I hope it goes to court and they wipe the floor with you, because you're being incredibly greedy.

Coconutter24 · 27/03/2024 06:07

H90 · 26/03/2024 22:02

I was living at my parents house. Then moved into the family home once we got married.

I am legally entitled to at least 50% of the equity of the house though, and my solicitor has also confirmed this. I feel like he just left me for no reason, and now I will suffer as I don’t earn much and have no where to go. Morally, I think it’s my right to get what I deserve, and I should be able to house myself once this financial resolution is over.

I need to go through the courts, as he won’t accept my offer of 50-60% equity of the property. I’m sure the courts will see my health, earning capacity and housing needs, so I surely will be entitled at least 50% of the equity. Why should I settle for less?

“Morally, I think it’s my right to get what I deserve, and I should be able to house myself once this financial resolution is over”

You keep mentioning ‘morally’ please stop cos you clearly don’t have any. 60% of everything when you didn’t pay deposit or mortgage? He did, it was a very short marriage, you’ve no dependents that stopped you working and earning more. I do think legally you are entitled to something as your name is on the mortgage but don’t let greed make you turn down a smaller percentage because anything you get would be a bonus.

“Why should I settle for less?”

Because you contributed less, you didn’t contribute 50/60% to the deposit or mortgage payments

Vettrianofan · 27/03/2024 07:30

"I’m not being greedy in this"

Thanks for the 🤣 this morning. It's been a stressful week so far. I needed this tonic this morning.

minniefresh · 27/03/2024 07:38

H90 · 26/03/2024 22:58

Thank you all for your responses and I appreciate all your replies. I’m not being greedy in this, it’s literally my entitlement being a 50% joint owner on the property with a large equity. I will contact another solicitor for advice tomorrow and see what they have to say.

You are absolutely being greedy and should be embarrassed. Why on earth should your husband set you up for life after such a short relationship?

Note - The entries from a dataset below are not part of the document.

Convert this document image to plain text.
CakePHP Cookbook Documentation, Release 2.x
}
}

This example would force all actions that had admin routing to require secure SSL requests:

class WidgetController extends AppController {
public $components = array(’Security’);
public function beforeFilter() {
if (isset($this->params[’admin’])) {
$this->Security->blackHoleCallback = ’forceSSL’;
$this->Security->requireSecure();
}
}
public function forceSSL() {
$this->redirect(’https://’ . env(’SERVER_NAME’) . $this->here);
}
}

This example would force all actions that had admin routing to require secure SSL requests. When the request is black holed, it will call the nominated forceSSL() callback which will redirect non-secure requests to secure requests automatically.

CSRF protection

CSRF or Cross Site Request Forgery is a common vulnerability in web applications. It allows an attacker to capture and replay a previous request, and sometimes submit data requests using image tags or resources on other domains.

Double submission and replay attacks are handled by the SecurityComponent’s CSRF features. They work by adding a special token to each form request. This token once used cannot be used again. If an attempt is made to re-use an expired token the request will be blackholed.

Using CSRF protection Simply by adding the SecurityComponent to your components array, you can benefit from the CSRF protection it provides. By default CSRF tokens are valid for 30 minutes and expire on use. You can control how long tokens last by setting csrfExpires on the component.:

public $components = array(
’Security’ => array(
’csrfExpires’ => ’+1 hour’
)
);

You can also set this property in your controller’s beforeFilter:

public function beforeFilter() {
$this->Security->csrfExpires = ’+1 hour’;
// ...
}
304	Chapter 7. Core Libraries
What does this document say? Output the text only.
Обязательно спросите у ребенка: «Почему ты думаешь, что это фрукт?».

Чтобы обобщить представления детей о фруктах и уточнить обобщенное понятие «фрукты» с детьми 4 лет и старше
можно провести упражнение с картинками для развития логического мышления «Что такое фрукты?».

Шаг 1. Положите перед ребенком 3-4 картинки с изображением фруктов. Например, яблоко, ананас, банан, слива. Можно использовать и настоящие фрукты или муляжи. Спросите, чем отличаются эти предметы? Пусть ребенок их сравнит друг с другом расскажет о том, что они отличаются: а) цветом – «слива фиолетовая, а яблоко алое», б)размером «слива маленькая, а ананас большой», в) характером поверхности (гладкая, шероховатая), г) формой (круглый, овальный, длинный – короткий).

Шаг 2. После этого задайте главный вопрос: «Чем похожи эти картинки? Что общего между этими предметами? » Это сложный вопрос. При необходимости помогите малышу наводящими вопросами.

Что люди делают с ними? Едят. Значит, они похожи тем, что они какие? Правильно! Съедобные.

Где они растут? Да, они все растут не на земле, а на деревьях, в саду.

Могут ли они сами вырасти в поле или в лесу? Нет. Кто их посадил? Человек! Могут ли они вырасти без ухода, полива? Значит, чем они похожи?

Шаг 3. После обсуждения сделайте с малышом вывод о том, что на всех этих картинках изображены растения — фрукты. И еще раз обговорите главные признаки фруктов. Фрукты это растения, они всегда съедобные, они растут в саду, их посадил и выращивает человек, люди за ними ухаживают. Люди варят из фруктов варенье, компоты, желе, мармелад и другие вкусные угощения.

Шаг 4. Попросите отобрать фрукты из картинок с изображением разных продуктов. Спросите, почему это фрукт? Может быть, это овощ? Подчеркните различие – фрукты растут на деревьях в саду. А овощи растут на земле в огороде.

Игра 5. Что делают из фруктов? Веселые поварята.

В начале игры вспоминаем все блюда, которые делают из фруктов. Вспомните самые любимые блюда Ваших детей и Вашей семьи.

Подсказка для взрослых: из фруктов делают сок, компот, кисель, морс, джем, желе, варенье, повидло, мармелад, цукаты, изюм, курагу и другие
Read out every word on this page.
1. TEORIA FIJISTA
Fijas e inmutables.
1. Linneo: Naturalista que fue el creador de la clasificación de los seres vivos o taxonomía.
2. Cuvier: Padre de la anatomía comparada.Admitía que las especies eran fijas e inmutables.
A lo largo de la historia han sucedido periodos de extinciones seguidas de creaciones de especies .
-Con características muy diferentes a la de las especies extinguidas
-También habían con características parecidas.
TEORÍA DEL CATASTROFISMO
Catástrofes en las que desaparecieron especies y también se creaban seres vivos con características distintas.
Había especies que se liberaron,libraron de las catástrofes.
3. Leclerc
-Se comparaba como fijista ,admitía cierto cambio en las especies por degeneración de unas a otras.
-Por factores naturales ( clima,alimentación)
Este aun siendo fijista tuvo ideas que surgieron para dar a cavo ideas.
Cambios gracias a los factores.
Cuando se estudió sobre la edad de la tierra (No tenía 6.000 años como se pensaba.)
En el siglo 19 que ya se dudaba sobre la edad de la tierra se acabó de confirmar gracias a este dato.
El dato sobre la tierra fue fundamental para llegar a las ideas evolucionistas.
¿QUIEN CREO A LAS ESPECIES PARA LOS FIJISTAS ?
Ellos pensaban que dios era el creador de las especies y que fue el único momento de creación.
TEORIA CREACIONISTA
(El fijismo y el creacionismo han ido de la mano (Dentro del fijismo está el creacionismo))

You're giving women a bad name with your attitude, you should be ashamed. Move back in with your parents or get a room in a house share.

Marriage should not be used to get on the property ladder. Pathetic and desperate of you to think it will.

WoodBurningStov · 27/03/2024 07:45

It's a short marriage and if he can prove he supplied the deposit i hope you do get 50% of any remaining equity after he's got his deposit back. Which imo is right and fair.

I can see why he left if your attitude towards this is you should get 60% of everything after contributing very little. You sound grabby and entitled. Not a nice trait in a person. If I was in his shoes I'd be gutted at your attitude.

arethereanyleftatall · 27/03/2024 08:05

Be very careful here op.

Solicitors are paid by the minute for the work they do.

It could very well be the case that you have found a solicitor who is simply telling you what you want to hear, because the more work they do, the more they get paid.

They get paid regardless of whether the courts reject your 60% equity request on the basis that it's absurd. (And actually pretty horrible to want half of his own parents deposit money).

I get that you 'want' a house. Doesn't everybody? But life doesn't work like that. If you want a house, then you need to earn a house.

Mrsttcno1 · 27/03/2024 08:10

I cannot stress enough that you need to speak properly with a solicitor, paid for time, to get the full picture. With only 18 months married the courts are far more likely to depart from the typical needs based factors and simply put you back to where you both were before marriage. You couldn’t afford to house yourself before, so they have no obligation to give you money to house yourself now.